The analysis for each plan (and each benefit option under the plan) must be detailed and specific. A general declaration of conformity is not acceptable. On April 2, 2021, the ministries issued frequently asked questions (“FAQs”) in relation to the NQTLs comparative analysis obligation of the Budget Act. These FAQs direct plan administrators to an MHPAEA self-compliance tool updated in 2020 and FAQs released on September 5, 2019 (Implementation of Mental Health and Substance Use Disorders and Parity Law of the 21st Century, Part 39) to address a Instructions for making the comparison to get analysis.

The Budget Act also requires that group health insurers and health insurers provide department secretaries (individually a “secretary”) with documentation (including comparative analysis) on request that demonstrate the NQTL compliance of the plan.

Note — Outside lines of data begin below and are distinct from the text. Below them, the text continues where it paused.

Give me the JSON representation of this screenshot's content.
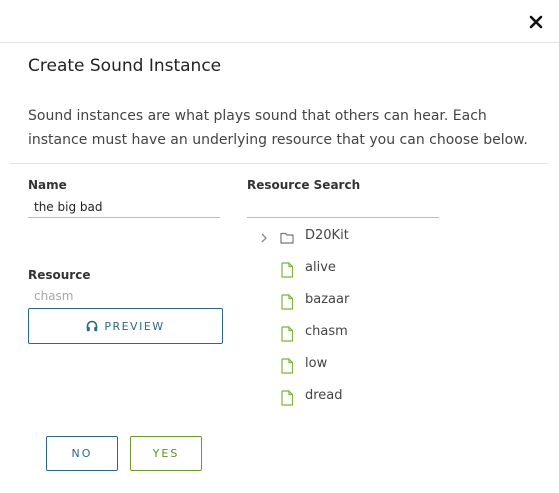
{
  "dialog": {
    "close_icon": "close-icon",
    "title": "Create Sound Instance",
    "description": "Sound instances are what plays sound that others can hear. Each instance must have an underlying resource that you can choose below."
  },
  "form": {
    "name_label": "Name",
    "name_value": "the big bad",
    "resource_label": "Resource",
    "resource_value": "chasm",
    "preview_icon": "headphones-icon",
    "preview_label": "PREVIEW"
  },
  "resource_search": {
    "label": "Resource Search",
    "value": "",
    "tree": [
      {
        "label": "D20Kit",
        "type": "folder",
        "icon": "folder-icon",
        "expandable": true
      },
      {
        "label": "alive",
        "type": "file",
        "icon": "file-icon"
      },
      {
        "label": "bazaar",
        "type": "file",
        "icon": "file-icon"
      },
      {
        "label": "chasm",
        "type": "file",
        "icon": "file-icon"
      },
      {
        "label": "low",
        "type": "file",
        "icon": "file-icon"
      },
      {
        "label": "dread",
        "type": "file",
        "icon": "file-icon"
      }
    ]
  },
  "actions": {
    "no_label": "NO",
    "yes_label": "YES"
  },
  "colors": {
    "accent_blue": "#2c6a82",
    "accent_green": "#6b9a2a",
    "file_icon_green": "#7cb342",
    "folder_icon_gray": "#777777"
  }
}
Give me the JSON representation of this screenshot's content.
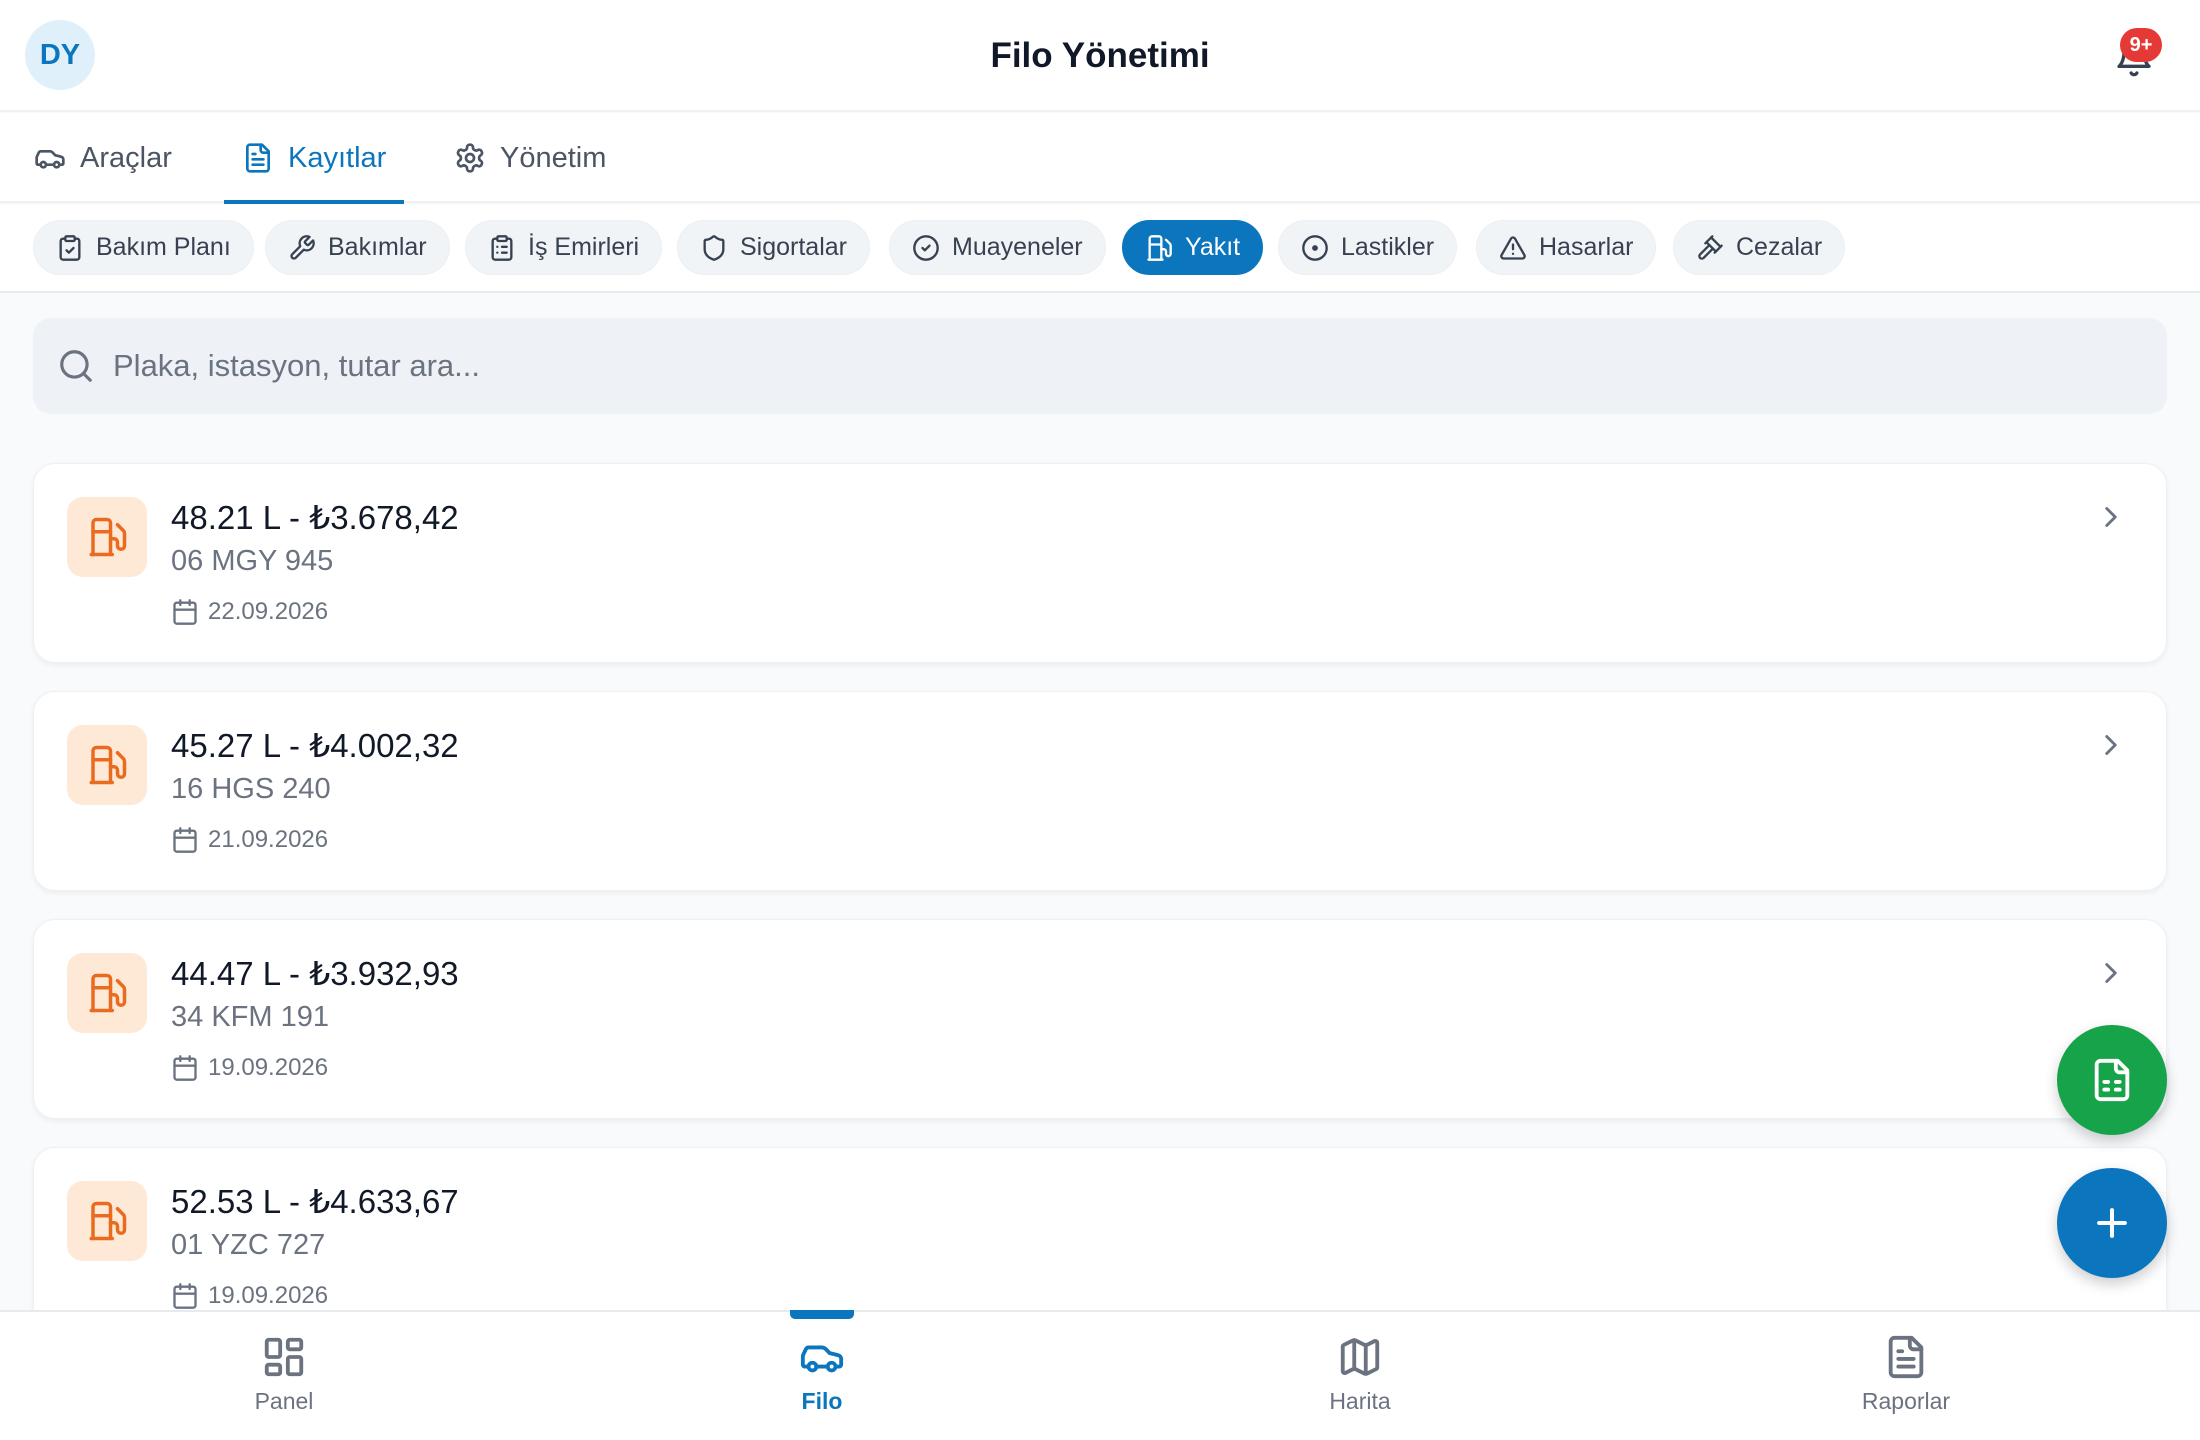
{
  "header": {
    "avatar_initials": "DY",
    "title": "Filo Yönetimi",
    "notification_count": "9+"
  },
  "tabs": [
    {
      "label": "Araçlar",
      "icon": "car-icon",
      "active": false
    },
    {
      "label": "Kayıtlar",
      "icon": "document-icon",
      "active": true
    },
    {
      "label": "Yönetim",
      "icon": "gear-icon",
      "active": false
    }
  ],
  "chips": [
    {
      "label": "Bakım Planı",
      "icon": "clipboard-check-icon",
      "active": false
    },
    {
      "label": "Bakımlar",
      "icon": "wrench-icon",
      "active": false
    },
    {
      "label": "İş Emirleri",
      "icon": "clipboard-list-icon",
      "active": false
    },
    {
      "label": "Sigortalar",
      "icon": "shield-icon",
      "active": false
    },
    {
      "label": "Muayeneler",
      "icon": "check-circle-icon",
      "active": false
    },
    {
      "label": "Yakıt",
      "icon": "fuel-icon",
      "active": true
    },
    {
      "label": "Lastikler",
      "icon": "tire-icon",
      "active": false
    },
    {
      "label": "Hasarlar",
      "icon": "warning-icon",
      "active": false
    },
    {
      "label": "Cezalar",
      "icon": "gavel-icon",
      "active": false
    }
  ],
  "search": {
    "placeholder": "Plaka, istasyon, tutar ara..."
  },
  "records": [
    {
      "title": "48.21 L - ₺3.678,42",
      "plate": "06 MGY 945",
      "date": "22.09.2026"
    },
    {
      "title": "45.27 L - ₺4.002,32",
      "plate": "16 HGS 240",
      "date": "21.09.2026"
    },
    {
      "title": "44.47 L - ₺3.932,93",
      "plate": "34 KFM 191",
      "date": "19.09.2026"
    },
    {
      "title": "52.53 L - ₺4.633,67",
      "plate": "01 YZC 727",
      "date": "19.09.2026"
    }
  ],
  "bottom_nav": [
    {
      "label": "Panel",
      "icon": "grid-icon",
      "active": false
    },
    {
      "label": "Filo",
      "icon": "car-icon",
      "active": true
    },
    {
      "label": "Harita",
      "icon": "map-icon",
      "active": false
    },
    {
      "label": "Raporlar",
      "icon": "report-icon",
      "active": false
    }
  ],
  "colors": {
    "primary": "#0b76bd",
    "fab_green": "#16a34a",
    "fuel_icon": "#ea6a1f",
    "fuel_icon_bg": "#fde9d6",
    "badge": "#e53935"
  }
}
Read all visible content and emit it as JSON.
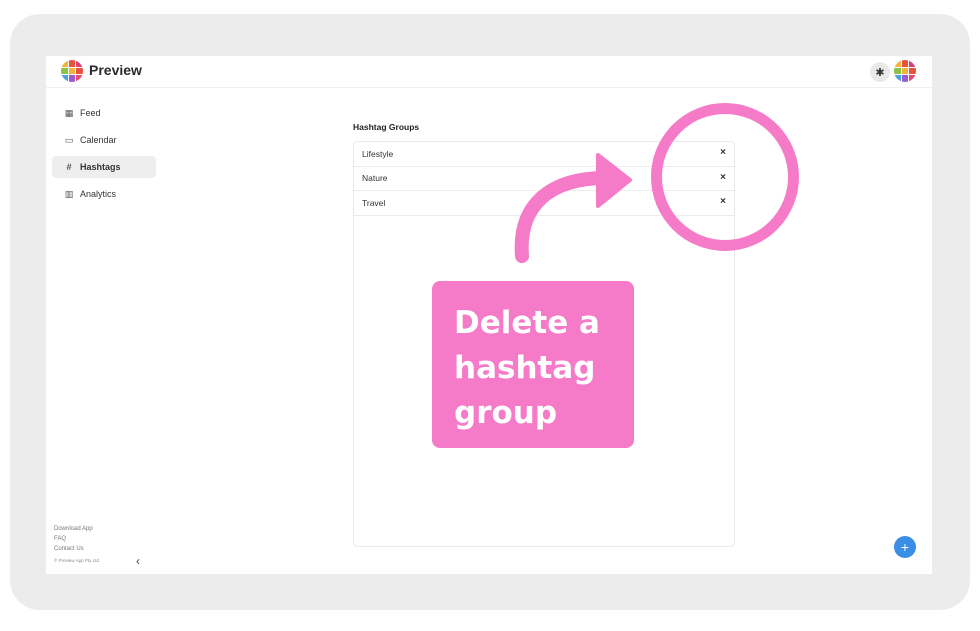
{
  "app": {
    "title": "Preview"
  },
  "colors": {
    "accent_pink": "#f57bc9",
    "fab_blue": "#3a8ee6"
  },
  "logo_colors": [
    "#f2b33d",
    "#e8533f",
    "#d94177",
    "#8bc34a",
    "#f2b33d",
    "#e8533f",
    "#4aa3df",
    "#9c5bd1",
    "#e94a6a"
  ],
  "header": {
    "settings_icon": "gear-icon"
  },
  "sidebar": {
    "items": [
      {
        "label": "Feed",
        "icon": "grid-icon",
        "glyph": "▦"
      },
      {
        "label": "Calendar",
        "icon": "calendar-icon",
        "glyph": "▭"
      },
      {
        "label": "Hashtags",
        "icon": "hash-icon",
        "glyph": "#"
      },
      {
        "label": "Analytics",
        "icon": "bar-chart-icon",
        "glyph": "▥"
      }
    ],
    "active": "Hashtags",
    "footer": {
      "download": "Download App",
      "faq": "FAQ",
      "contact": "Contact Us",
      "copyright": "© Preview App Pty Ltd"
    },
    "collapse_glyph": "‹"
  },
  "main": {
    "section_title": "Hashtag Groups",
    "groups": [
      {
        "name": "Lifestyle"
      },
      {
        "name": "Nature"
      },
      {
        "name": "Travel"
      }
    ],
    "delete_glyph": "×"
  },
  "fab": {
    "glyph": "+"
  },
  "annotation": {
    "line1": "Delete a",
    "line2": "hashtag",
    "line3": "group"
  }
}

In April 2021, DOL began making these requests. If a secretary determines that a group health plan is inconsistent with budget law, the plan will be presented with documentation that meets the requirements of the NQTL comparative analysis 45 days after the non-compliance is first detected. If the group health plan still does not meet the requirements after the 45-day period has expired, tariff participants must be informed that the group health plan does not meet the NQTLs of the MHPAEA.[4]

Institutions that process benefit applications for insured group health insurers and TPAs ​​as claims administrators for self-insured group health insurers are best able to carry out and document the necessary NQTL comparative analysis. However, getting assistance from carriers and TPAs ​​can be difficult and expensive. If a vendor claims that the NQTL analysis is outside the scope of the administrative service contract or contract, the preparation of this complex documentation is the responsibility of the plan administrator or plan sponsor. It is possible to outsource the creation of the analysis to a performance advisor (for a fee). TPAs may also agree (now or in the future) to only perform the comparative analysis if existing agreements are changed to include this in the scope of work and additional administration fees are paid.

There is another very important reason to complete this analysis. The final provisions of November 13, 2013 as well as the FAQs of the departments of April 2, 2021 provide that, within the meaning of § 104 ERISA, certain documents in connection with parity according to the NQTL rule are considered documents according to which the plan is drawn up or and must be presented upon request by plan participants within 30 days of the request. Documents according to which a group health plan is drawn up or operated include comparative information on the criteria of medical necessity for both M / S services and MH / SUD services as well as documentation of the process strategies, standards of evidence and other factors that are used, to get an NQTL on all. apply advantages of M / S and MH / SUD. See: Q&A 6 in the FAQs dated April 2, 2021 issued by the departments.

Plan sponsors and administrators should contact their vendors (carriers and TPAs) to determine how best to meet this complicated compliance requirement.

  1. See: Final MHPAEA Regulations issued by the departments on November 13, 2013. Between the MHPAEA regulations in 2010, the NQTL requirements were also measured.
  2. The departments are jointly responsible for enforcing the MHPAEA with the states. State has primary enforcement responsibility for health insurance issuers, while HHS has direct enforcement responsibility for non-state government plans (plans sponsored by state and local governments).
  3. The Department of Labor (“DOL”) expects to focus its enforcement efforts on the following NQTLs: pre-approval requirements, concurrent review requirements, standards for allowing providers to participate in a network (including reimbursement rates); Network-independent reimbursement rates (planning procedure for determining customary, customary and reasonable charges). See: Q&A 8, Department FAQs from April 2, 2021.
  4. Since the parity requirement is not new for NQTLs, the DOL has reportedly rejected apologies for non-compliance due to lack of access to information held only by a group health insurance provider.